Scientists at the University of Liverpool have recently highlighted the ineffectiveness of a specific drug treatment for alcohol use disorders. Although treating alcohol use disorders with baclofen was linked to higher rates of abstinence than placebo, it was not associated with an increase in the number of abstinent days, nor did it decrease heavy drinking, craving, anxiety or depression, according to a study published in Addiction.
“Although why baclofen may have a therapeutic effect is unclear, research has highlighted a reduction in craving and negative mood (particularly anxiety and depression) as potential psychological mechanisms of action,” said Abigail K. Rose, psychological sciences, University of Liverpool, U.K. “Therefore, our analysis looked at several key drinking outcomes, as well as craving and negative mood.”
To determine whether baclofen for the treatment of alcohol use disorders improved drinking outcomes compared with placebo, Rose and Andrew Jones, conducted a meta-analysis of 12 randomized controlled trials that provided data on heavy drinking days, abstinence days and/or abstinence rates, or craving, anxiety and/or depression.
Results from the intention-to-treat analysis showed that baclofen was only associated with higher rates of abstinence compared with placebo. Treatment with baclofen did not show the superior effect on increasing abstinence days or decreasing heavy drinking days, cravings, anxiety or depression.
“The outcome of the analysis was that baclofen is largely ineffective; compared with placebo, baclofen had no effect on any of the outcomes except abstinence rates at the end of treatment,” Rose said.Although baclofen demonstrated a positive effect on abstinence rates, data on this outcome are derived primarily from two trials with larger positive effects, according to the authors.

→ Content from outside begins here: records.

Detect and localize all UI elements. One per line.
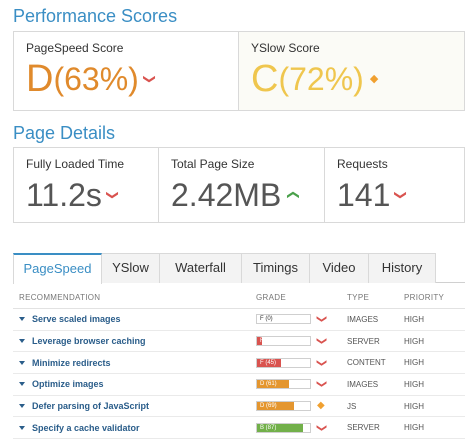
performance-scores-panel: PageSpeed Score D (63%) ❯ YSlow Score C … (13, 31, 465, 111)
table-row[interactable]: Specify a cache validator B (87) ❯ SERVER HI… (13, 417, 465, 440)
pagespeed-percent: (63%) (53, 61, 139, 97)
recommendation-label[interactable]: Specify a cache validator (32, 422, 140, 433)
type-cell: SERVER (347, 336, 380, 346)
header-priority: PRIORITY (404, 293, 445, 302)
pagespeed-score-label: PageSpeed Score (26, 41, 124, 55)
grade-label: B (87) (260, 424, 277, 431)
expand-caret-icon[interactable] (19, 339, 25, 344)
recommendation-label[interactable]: Minimize redirects (32, 357, 111, 368)
recommendation-label[interactable]: Defer parsing of JavaScript (32, 401, 150, 412)
table-row[interactable]: Minimize redirects F (45) ❯ CONTENT HIGH (13, 352, 465, 375)
tab-timings[interactable]: Timings (241, 253, 310, 283)
page-details-panel: Fully Loaded Time 11.2s ❯ Total Page Siz… (13, 147, 465, 223)
grade-bar: F (45) (256, 357, 311, 368)
grade-bar-fill (257, 358, 281, 367)
requests-value: 141 (337, 177, 391, 213)
table-row[interactable]: Leverage browser caching F (9) ❯ SERVER HIGH (13, 331, 465, 353)
expand-caret-icon[interactable] (19, 425, 25, 430)
tab-video[interactable]: Video (309, 253, 369, 283)
yslow-grade: C (251, 58, 279, 100)
grade-label: F (9) (260, 338, 273, 345)
total-page-size-value: 2.42MB (171, 177, 282, 213)
performance-scores-title: Performance Scores (13, 6, 178, 26)
grade-bar: D (69) (256, 401, 311, 412)
type-cell: IMAGES (347, 314, 379, 324)
grade-label: D (61) (260, 381, 277, 388)
priority-cell: HIGH (404, 314, 424, 324)
requests-label: Requests (337, 157, 388, 171)
priority-cell: HIGH (404, 358, 424, 368)
expand-caret-icon[interactable] (19, 317, 25, 322)
priority-cell: HIGH (404, 401, 424, 411)
table-row[interactable]: Optimize images D (61) ❯ IMAGES HIGH (13, 374, 465, 396)
header-recommendation: RECOMMENDATION (19, 293, 101, 302)
diamond-icon: ◆ (369, 73, 379, 85)
grade-bar: F (0) (256, 314, 311, 325)
recommendation-label[interactable]: Optimize images (32, 379, 104, 390)
grade-bar: F (9) (256, 336, 311, 347)
chevron-down-icon: ❯ (316, 380, 328, 389)
table-row[interactable]: Serve scaled images F (0) ❯ IMAGES HIGH (13, 309, 465, 331)
recommendation-label[interactable]: Serve scaled images (32, 314, 121, 325)
type-cell: SERVER (347, 423, 380, 433)
table-row[interactable]: Defer parsing of JavaScript D (69) ◆ JS HIGH (13, 396, 465, 418)
requests-card: Requests 141 ❯ (325, 148, 464, 222)
chevron-down-icon: ❯ (316, 358, 328, 367)
grade-bar-fill (257, 337, 262, 346)
total-page-size-card: Total Page Size 2.42MB ❯ (159, 148, 325, 222)
yslow-score-card: YSlow Score C (72%) ◆ (239, 32, 464, 110)
chevron-down-icon: ❯ (142, 73, 157, 85)
table-header: RECOMMENDATION GRADE TYPE PRIORITY (13, 293, 465, 309)
grade-bar: D (61) (256, 379, 311, 390)
chevron-down-icon: ❯ (316, 315, 328, 324)
report-tabs: PageSpeed YSlow Waterfall Timings Video … (13, 253, 465, 284)
priority-cell: HIGH (404, 336, 424, 346)
yslow-percent: (72%) (278, 61, 364, 97)
tab-history[interactable]: History (368, 253, 436, 283)
recommendation-label[interactable]: Leverage browser caching (32, 336, 146, 347)
chevron-down-icon: ❯ (316, 423, 328, 432)
grade-label: D (69) (260, 403, 277, 410)
diamond-icon: ◆ (317, 400, 325, 412)
header-grade: GRADE (256, 293, 286, 302)
grade-bar-fill (257, 380, 290, 389)
type-cell: JS (347, 401, 357, 411)
pagespeed-grade: D (26, 58, 54, 100)
chevron-down-icon: ❯ (316, 336, 328, 346)
priority-cell: HIGH (404, 423, 424, 433)
grade-label: F (45) (260, 359, 277, 366)
type-cell: IMAGES (347, 379, 379, 389)
tab-pagespeed[interactable]: PageSpeed (13, 253, 102, 284)
tab-waterfall[interactable]: Waterfall (159, 253, 242, 283)
fully-loaded-time-value: 11.2s (26, 177, 102, 213)
pagespeed-score-card: PageSpeed Score D (63%) ❯ (14, 32, 239, 110)
grade-label: F (0) (260, 316, 273, 323)
expand-caret-icon[interactable] (19, 382, 25, 387)
grade-bar-fill (257, 402, 294, 411)
chevron-down-icon: ❯ (394, 189, 409, 201)
page-details-title: Page Details (13, 123, 116, 143)
grade-bar: B (87) (256, 422, 311, 433)
recommendations-table: RECOMMENDATION GRADE TYPE PRIORITY Serve… (13, 293, 465, 440)
yslow-score-label: YSlow Score (251, 41, 320, 55)
header-type: TYPE (347, 293, 370, 302)
priority-cell: HIGH (404, 379, 424, 389)
chevron-down-icon: ❯ (105, 189, 120, 201)
type-cell: CONTENT (347, 358, 386, 368)
tab-yslow[interactable]: YSlow (101, 253, 160, 283)
expand-caret-icon[interactable] (19, 360, 25, 365)
total-page-size-label: Total Page Size (171, 157, 255, 171)
fully-loaded-time-label: Fully Loaded Time (26, 157, 125, 171)
expand-caret-icon[interactable] (19, 404, 25, 409)
chevron-up-icon: ❯ (285, 189, 300, 201)
fully-loaded-time-card: Fully Loaded Time 11.2s ❯ (14, 148, 159, 222)
grade-bar-fill (257, 423, 304, 432)
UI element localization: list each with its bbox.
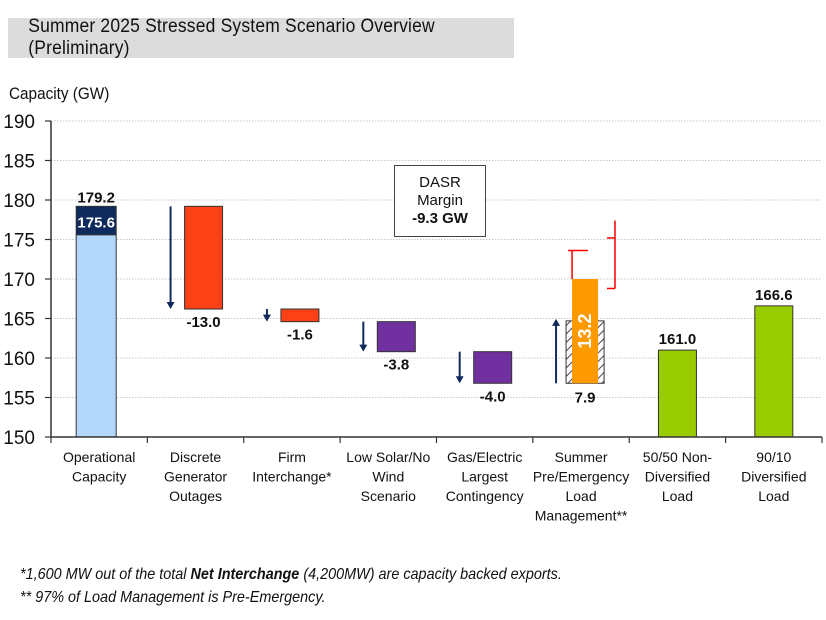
- data-label: 161.0: [659, 331, 697, 348]
- x-tick-label: Load: [565, 488, 596, 504]
- data-label: -3.8: [383, 357, 409, 374]
- x-tick-label: Load: [662, 488, 693, 504]
- x-tick-label: Firm: [278, 449, 306, 465]
- x-tick-label: Diversified: [645, 469, 710, 485]
- x-tick-label: Discrete: [170, 449, 222, 465]
- y-tick-label: 175: [3, 231, 35, 252]
- x-tick-label: Scenario: [361, 488, 416, 504]
- x-tick-label: Contingency: [446, 488, 524, 504]
- arrow-down-icon: [166, 302, 175, 310]
- x-tick-label: 90/10: [756, 449, 791, 465]
- data-label: -4.0: [480, 388, 506, 405]
- bars: [75, 205, 794, 438]
- gridlines: [51, 120, 822, 398]
- x-tick-label: Outages: [169, 488, 222, 504]
- footnote-1: *1,600 MW out of the total Net Interchan…: [20, 566, 562, 584]
- bar-firm-interchange: [280, 308, 320, 323]
- x-tick-label: 50/50 Non-: [643, 449, 713, 465]
- x-tick-label: Low Solar/No: [346, 449, 430, 465]
- dasr-margin-annotation: DASR Margin -9.3 GW: [394, 165, 486, 237]
- x-tick-label: Largest: [461, 469, 508, 485]
- footnote-1-post: (4,200MW) are capacity backed exports.: [299, 566, 562, 583]
- bar-load-90-10: [754, 305, 794, 438]
- x-tick-label: Summer: [555, 449, 608, 465]
- labels: Operational Capacity Discrete Generator Outa…: [63, 189, 807, 523]
- y-axis-label: Capacity (GW): [9, 84, 110, 103]
- x-tick-label: Operational: [63, 449, 135, 465]
- y-tick-label: 155: [3, 389, 35, 410]
- data-label-inner: 175.6: [77, 214, 115, 231]
- x-tick-label: Wind: [372, 469, 404, 485]
- x-tick-label: Capacity: [72, 469, 126, 485]
- y-tick-label: 165: [3, 310, 35, 331]
- bar-load-management: [572, 279, 599, 384]
- bar-operational-capacity: [75, 234, 117, 438]
- bar-low-solar-no-wind: [376, 321, 416, 353]
- y-tick-label: 180: [3, 191, 35, 212]
- x-tick-label: Gas/Electric: [447, 449, 522, 465]
- chart-title: Summer 2025 Stressed System Scenario Ove…: [28, 16, 435, 59]
- y-tick-label: 170: [3, 270, 35, 291]
- bar-discrete-generator-outages: [184, 205, 224, 310]
- arrow-up-icon: [552, 318, 561, 326]
- x-tick-label: Interchange*: [252, 469, 332, 485]
- arrow-down-icon: [455, 376, 464, 384]
- data-label: -13.0: [186, 314, 220, 331]
- bar-gas-electric-contingency: [473, 351, 513, 384]
- x-tick-label: Generator: [164, 469, 227, 485]
- y-tick-label: 190: [3, 112, 35, 133]
- y-tick-label: 160: [3, 349, 35, 370]
- y-tick-label: 185: [3, 152, 35, 173]
- data-label: 179.2: [77, 189, 115, 206]
- x-tick-label: Pre/Emergency: [533, 469, 629, 485]
- overlays: [166, 206, 772, 384]
- footnote-1-bold: Net Interchange: [190, 566, 300, 583]
- footnote-1-pre: *1,600 MW out of the total: [20, 566, 191, 583]
- data-label-inner: 13.2: [575, 314, 595, 349]
- title-banner: Summer 2025 Stressed System Scenario Ove…: [8, 16, 514, 59]
- data-label: 166.6: [755, 287, 793, 304]
- x-tick-label: Diversified: [741, 469, 806, 485]
- data-label: 7.9: [575, 389, 596, 406]
- bar-load-50-50: [657, 349, 697, 438]
- x-tick-label: Management**: [535, 508, 628, 524]
- footnote-2: ** 97% of Load Management is Pre-Emergen…: [20, 589, 326, 606]
- arrow-down-icon: [262, 314, 271, 322]
- dasr-line-1: DASR: [419, 174, 461, 191]
- y-tick-label: 150: [3, 428, 35, 449]
- x-tick-label: Load: [758, 488, 789, 504]
- bar-operational-capacity-top: [75, 205, 117, 236]
- dasr-margin-value: -9.3 GW: [412, 210, 468, 227]
- data-label: -1.6: [287, 327, 313, 344]
- arrow-down-icon: [359, 344, 368, 352]
- dasr-line-2: Margin: [417, 192, 463, 209]
- axes: 150 155 160 165 170 175 180 185 190: [3, 112, 823, 449]
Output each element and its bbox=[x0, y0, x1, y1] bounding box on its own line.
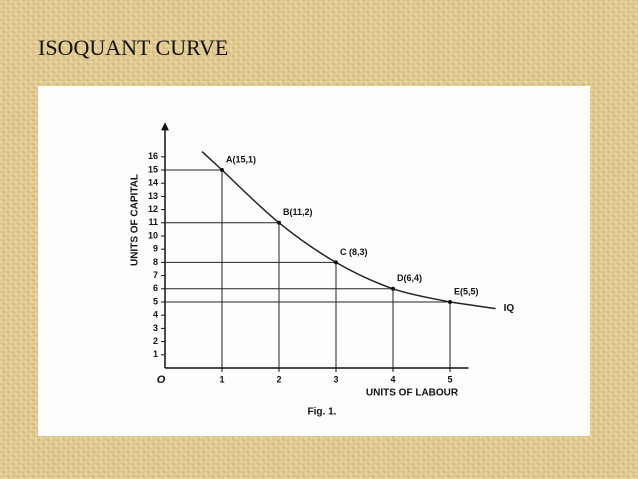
y-tick-label: 5 bbox=[153, 296, 158, 306]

“Although the efficacy of baclofen is probably limited, the existing [randomized controlled trials] differed on many factors including dosage, length of treatment, concurrent psychosocial treatments, etc.,” said Rose. “Many of the trials were also underpowered, although the most recent trials were larger and still failed to find an effect of baclofen. Importantly, we don’t yet fully understand baclofen’s pharmacokinetics and how this may have an impact on therapeutic effect.”
In addition, the trials included in this analysis significantly differed in how they reported data on adverse events, highlighting an area where future research can improve findings on baclofen safety, efficacy and tolerability among patients with alcohol use disorders, according to Rose and Jones.
“It is possible that baclofen may still prove effective in particular drinking populations (eg, those with the alcohol-related liver disease who often can’t tolerate other pharmacotherapies),” Rose continued. “However, its increasing use is some countries, especially at higher doses, seems premature.”